# stan's flow rims strong enough?



## greasyslope (Mar 4, 2008)

Hey guys. I posted this over in the AM forum, but didn't get much of a response, so figured I would try over here.

I'm looking at building a new rear wheel, and am trying to figure out if I can get away with the stan's flow rim. I want to go as light as possible, but don't want to sacrifice too much durability. These rims are designated as suitable for some DH, but I need to know if they can hold up on an AM bike for a clyde. My friend rides these, but he's a little guy.

So, I ride a Nomad. I weigh 220 lbs w/o gear, and I ride aggressively, with a lack of finesse (I prefer the straight through line). My trails are not super techy, but I ride plenty of rocky terrain, and I would like to use the wheel on road trips to ledgier, techier areas.

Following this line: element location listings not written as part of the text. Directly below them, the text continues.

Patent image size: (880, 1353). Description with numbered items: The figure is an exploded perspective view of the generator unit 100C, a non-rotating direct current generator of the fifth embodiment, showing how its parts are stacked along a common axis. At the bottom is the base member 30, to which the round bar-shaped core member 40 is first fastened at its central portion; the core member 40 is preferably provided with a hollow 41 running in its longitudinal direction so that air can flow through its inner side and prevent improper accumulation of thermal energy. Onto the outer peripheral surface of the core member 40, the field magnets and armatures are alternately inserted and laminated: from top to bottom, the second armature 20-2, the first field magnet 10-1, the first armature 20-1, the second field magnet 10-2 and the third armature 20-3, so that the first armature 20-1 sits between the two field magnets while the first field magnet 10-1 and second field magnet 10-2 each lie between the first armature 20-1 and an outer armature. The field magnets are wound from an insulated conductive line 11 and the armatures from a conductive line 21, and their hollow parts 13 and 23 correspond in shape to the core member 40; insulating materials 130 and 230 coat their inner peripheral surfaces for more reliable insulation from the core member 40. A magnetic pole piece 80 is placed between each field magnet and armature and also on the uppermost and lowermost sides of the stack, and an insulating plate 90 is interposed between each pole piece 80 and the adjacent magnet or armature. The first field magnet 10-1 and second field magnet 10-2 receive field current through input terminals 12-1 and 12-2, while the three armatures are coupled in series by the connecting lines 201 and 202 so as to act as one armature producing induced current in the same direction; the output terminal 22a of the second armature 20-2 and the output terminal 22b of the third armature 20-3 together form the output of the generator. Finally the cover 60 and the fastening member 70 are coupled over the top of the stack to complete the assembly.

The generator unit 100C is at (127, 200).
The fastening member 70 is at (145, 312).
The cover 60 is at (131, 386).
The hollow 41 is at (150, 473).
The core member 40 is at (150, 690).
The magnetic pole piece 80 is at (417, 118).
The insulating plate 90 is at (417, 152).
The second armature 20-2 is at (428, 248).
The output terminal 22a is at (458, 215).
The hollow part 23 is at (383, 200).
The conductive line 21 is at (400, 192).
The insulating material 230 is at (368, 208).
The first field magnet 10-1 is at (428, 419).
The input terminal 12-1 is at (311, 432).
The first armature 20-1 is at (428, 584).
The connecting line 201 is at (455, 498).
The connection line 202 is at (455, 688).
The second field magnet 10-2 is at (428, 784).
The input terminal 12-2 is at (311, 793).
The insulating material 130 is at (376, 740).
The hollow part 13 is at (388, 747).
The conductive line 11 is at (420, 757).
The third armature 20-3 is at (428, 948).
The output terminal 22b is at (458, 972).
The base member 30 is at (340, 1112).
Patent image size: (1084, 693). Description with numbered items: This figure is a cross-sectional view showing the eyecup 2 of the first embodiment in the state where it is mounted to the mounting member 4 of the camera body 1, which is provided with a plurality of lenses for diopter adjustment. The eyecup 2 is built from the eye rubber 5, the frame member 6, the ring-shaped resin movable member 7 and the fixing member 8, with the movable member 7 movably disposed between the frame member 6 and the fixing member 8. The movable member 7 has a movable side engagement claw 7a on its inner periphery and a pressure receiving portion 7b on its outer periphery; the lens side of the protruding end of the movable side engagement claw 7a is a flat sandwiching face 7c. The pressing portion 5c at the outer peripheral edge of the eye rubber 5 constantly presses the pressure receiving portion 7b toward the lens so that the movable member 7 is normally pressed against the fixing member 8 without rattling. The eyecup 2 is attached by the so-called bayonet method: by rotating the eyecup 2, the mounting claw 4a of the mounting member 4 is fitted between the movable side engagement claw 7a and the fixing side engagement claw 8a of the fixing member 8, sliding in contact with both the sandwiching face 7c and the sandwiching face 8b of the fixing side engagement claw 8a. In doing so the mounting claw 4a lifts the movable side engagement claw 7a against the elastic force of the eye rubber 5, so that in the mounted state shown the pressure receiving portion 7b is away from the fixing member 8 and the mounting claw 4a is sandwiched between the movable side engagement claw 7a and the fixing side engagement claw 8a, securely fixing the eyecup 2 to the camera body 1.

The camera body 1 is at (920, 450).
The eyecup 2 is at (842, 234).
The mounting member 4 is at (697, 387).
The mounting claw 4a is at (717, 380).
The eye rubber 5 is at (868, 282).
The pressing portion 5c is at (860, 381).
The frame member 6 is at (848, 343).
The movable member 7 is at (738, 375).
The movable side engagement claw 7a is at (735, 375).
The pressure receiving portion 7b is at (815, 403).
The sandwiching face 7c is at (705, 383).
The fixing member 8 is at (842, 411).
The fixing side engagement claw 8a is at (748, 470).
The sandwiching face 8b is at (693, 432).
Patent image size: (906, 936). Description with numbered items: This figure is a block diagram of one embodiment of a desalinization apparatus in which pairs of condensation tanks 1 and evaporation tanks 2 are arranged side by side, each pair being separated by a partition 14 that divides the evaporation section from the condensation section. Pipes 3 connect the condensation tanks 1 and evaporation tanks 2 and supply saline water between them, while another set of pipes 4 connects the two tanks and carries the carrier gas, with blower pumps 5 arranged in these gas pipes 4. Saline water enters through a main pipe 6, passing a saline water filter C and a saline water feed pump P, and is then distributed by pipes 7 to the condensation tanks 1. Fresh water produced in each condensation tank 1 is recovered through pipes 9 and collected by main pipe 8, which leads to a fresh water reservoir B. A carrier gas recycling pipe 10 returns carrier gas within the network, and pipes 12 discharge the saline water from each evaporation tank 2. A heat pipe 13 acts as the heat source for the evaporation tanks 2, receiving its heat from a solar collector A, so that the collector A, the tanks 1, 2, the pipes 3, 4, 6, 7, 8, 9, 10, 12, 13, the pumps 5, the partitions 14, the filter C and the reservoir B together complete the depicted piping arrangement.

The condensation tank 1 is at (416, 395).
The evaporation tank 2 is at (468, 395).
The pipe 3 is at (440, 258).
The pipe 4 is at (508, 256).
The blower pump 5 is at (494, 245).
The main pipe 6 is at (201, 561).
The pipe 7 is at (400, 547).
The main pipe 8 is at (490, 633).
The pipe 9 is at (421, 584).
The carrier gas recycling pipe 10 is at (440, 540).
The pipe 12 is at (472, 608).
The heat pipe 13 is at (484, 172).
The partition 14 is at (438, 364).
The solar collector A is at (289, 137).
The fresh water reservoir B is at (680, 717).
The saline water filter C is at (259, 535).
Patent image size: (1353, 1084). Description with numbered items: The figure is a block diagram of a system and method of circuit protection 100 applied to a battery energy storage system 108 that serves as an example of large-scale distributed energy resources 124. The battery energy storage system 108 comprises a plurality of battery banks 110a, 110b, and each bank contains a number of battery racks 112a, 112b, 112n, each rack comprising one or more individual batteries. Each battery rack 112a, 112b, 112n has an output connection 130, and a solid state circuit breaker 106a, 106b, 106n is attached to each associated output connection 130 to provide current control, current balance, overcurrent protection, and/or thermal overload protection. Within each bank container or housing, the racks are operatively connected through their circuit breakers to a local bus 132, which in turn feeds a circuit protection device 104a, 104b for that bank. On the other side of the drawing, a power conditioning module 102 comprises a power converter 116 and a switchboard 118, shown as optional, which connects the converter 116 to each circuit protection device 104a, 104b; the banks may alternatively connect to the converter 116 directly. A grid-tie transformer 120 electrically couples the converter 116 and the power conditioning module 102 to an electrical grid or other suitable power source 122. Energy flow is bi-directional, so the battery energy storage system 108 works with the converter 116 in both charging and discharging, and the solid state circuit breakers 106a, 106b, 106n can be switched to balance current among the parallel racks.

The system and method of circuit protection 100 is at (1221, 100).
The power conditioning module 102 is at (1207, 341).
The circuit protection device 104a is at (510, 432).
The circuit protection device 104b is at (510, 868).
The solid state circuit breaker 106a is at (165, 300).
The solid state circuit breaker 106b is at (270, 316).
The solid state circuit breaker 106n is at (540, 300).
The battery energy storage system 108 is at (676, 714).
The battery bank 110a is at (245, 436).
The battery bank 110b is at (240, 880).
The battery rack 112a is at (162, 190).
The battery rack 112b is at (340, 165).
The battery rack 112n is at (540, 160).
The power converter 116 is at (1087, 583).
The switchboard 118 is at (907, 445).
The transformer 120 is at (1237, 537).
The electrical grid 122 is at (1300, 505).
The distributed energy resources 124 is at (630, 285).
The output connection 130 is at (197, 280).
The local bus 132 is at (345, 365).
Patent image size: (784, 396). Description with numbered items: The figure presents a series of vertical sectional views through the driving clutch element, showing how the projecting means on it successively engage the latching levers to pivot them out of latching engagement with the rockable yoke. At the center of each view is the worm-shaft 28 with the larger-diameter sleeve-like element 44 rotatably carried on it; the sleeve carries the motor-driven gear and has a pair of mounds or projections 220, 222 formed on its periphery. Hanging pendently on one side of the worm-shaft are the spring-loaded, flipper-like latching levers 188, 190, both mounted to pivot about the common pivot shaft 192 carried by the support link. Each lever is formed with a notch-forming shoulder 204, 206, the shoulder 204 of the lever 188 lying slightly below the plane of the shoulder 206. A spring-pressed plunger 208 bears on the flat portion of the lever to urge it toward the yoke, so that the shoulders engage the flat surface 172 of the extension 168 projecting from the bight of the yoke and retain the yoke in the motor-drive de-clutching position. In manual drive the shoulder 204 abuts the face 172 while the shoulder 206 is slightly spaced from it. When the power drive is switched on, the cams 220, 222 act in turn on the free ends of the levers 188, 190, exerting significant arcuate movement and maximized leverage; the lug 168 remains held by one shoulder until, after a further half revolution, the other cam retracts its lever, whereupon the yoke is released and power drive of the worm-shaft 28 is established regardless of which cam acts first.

Looking for input from folks with similar riding style who have experience with this rim.

Thanks.


----------



## huevos (Jun 17, 2008)

I cant speak towards use on an AM setup, but I have the 29er flows on my rigid and they seem plenty strong. Im 6'4" 230 with gear. I took it out on some nasty technical roots and rocks in NH a few weeks ago and they felt very stiff and stayed true. My normal riding for the bike is city commuting and XC.


----------



## Qanuk (Jan 23, 2006)

Can't speak directly to the Flow, but I have been using a set of Archs' built up w/Chris King hubs on my 29er... They Kick Ass! at 260lbs - I've not had any problems as of yet... and even though I'm a bit more of a XC guy... I am quickly finding that I tend to go DH a bit more aggressive than the norm. I hope to be building a Sultan AM stead next summer - and I'll almost absolutely be putting a set of I9s built on a Flows on her!


----------



## BWG (Nov 5, 2005)

If they make a 26" 36 spoke version I'd go with that. You'd get a strong wheel you can run tubeless (properly built with good spokes and hub of course). Just something to think about.

With a 26" wheel on a full suspension bike at your weight you should be great. I ride about like you and weigh more and I had some problems with a 32 spoke 29" Flow - Went with a 36 holer and no problems in almost two years.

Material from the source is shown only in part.